La situation devient de plus en plus préoccupante en France, concernant la crise sanitaire due au coronavirus. En effet, le nombre de contaminations par jour ne cesse d’augmenter depuis quelques jours. Selon les propos du ministre français de la santé, Olivier Véran, sur le plateau de l’émission « Vous avez la parole », hier jeudi 15 octobre 2020 sur la chaîne de télévision France 2, les indicateurs sont au rouge. En une journée, les statistiques font état de 30 000 nouveaux cas de contamination. A ces derniers s’ajoute une hausse des patients admis en réanimation.

226 patients en réanimation le mardi

« Aujourd’hui, jour comme nuit, il y a une personne qui est rentrée à l’hôpital à cause de la maladie à coronavirus chaque minute. Et toutes les six minutes un malade est rentrée en état grave en réanimation » a déclaré Olivier Véran.
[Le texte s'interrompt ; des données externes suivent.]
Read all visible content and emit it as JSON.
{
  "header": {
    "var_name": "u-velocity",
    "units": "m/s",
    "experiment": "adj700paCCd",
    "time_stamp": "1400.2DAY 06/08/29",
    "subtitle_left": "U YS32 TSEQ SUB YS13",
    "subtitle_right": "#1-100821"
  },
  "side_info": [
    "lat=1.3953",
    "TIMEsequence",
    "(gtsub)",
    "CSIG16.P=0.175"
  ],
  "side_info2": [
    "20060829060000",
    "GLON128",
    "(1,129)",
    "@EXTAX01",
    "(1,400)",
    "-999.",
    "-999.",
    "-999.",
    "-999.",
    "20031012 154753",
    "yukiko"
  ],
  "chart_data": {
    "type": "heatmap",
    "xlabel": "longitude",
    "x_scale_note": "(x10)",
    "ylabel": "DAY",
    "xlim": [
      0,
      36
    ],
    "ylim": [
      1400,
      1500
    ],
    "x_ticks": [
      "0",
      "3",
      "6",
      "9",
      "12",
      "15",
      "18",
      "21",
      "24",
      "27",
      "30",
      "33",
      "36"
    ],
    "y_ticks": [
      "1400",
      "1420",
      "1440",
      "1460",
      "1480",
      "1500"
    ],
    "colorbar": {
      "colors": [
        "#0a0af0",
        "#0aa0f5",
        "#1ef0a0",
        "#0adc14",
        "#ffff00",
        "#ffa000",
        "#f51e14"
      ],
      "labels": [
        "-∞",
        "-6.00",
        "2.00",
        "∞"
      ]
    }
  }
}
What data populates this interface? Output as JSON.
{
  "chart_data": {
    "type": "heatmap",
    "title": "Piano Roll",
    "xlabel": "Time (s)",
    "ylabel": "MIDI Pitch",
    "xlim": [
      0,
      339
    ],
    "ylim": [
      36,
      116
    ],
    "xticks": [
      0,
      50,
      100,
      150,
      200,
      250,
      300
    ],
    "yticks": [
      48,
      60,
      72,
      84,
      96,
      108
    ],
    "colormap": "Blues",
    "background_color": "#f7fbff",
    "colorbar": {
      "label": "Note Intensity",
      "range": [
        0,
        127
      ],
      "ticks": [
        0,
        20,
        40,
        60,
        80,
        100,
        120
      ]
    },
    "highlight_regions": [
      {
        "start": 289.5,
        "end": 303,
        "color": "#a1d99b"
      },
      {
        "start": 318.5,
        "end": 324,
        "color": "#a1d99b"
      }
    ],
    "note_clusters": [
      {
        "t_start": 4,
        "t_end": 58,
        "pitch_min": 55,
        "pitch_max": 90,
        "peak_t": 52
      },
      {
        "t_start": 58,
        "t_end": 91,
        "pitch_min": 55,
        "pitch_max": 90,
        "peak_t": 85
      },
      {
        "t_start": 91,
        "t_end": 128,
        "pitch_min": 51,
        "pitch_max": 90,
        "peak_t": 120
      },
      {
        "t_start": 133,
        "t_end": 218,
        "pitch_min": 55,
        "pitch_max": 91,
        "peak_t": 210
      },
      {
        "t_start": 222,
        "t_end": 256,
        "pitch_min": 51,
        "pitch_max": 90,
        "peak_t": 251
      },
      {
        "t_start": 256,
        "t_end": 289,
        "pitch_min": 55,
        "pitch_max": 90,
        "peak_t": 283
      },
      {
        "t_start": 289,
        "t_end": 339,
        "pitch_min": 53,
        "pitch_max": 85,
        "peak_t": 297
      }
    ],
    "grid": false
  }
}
Les chiffres de Santé Publique France, viennent d’ailleurs illustrer les inquiétudes du ministre. S’agissant des nouvelles admissions dans les services de réanimation, elles sont au nombre de 171 patients le lundi, 226 le mardi, 193 le mercredi et 219 le jeudi. A ce moment précis, les personnes hospitalisées en réanimation sont au nombre de 1741, d’où une augmentation de 77 par rapport à la veille.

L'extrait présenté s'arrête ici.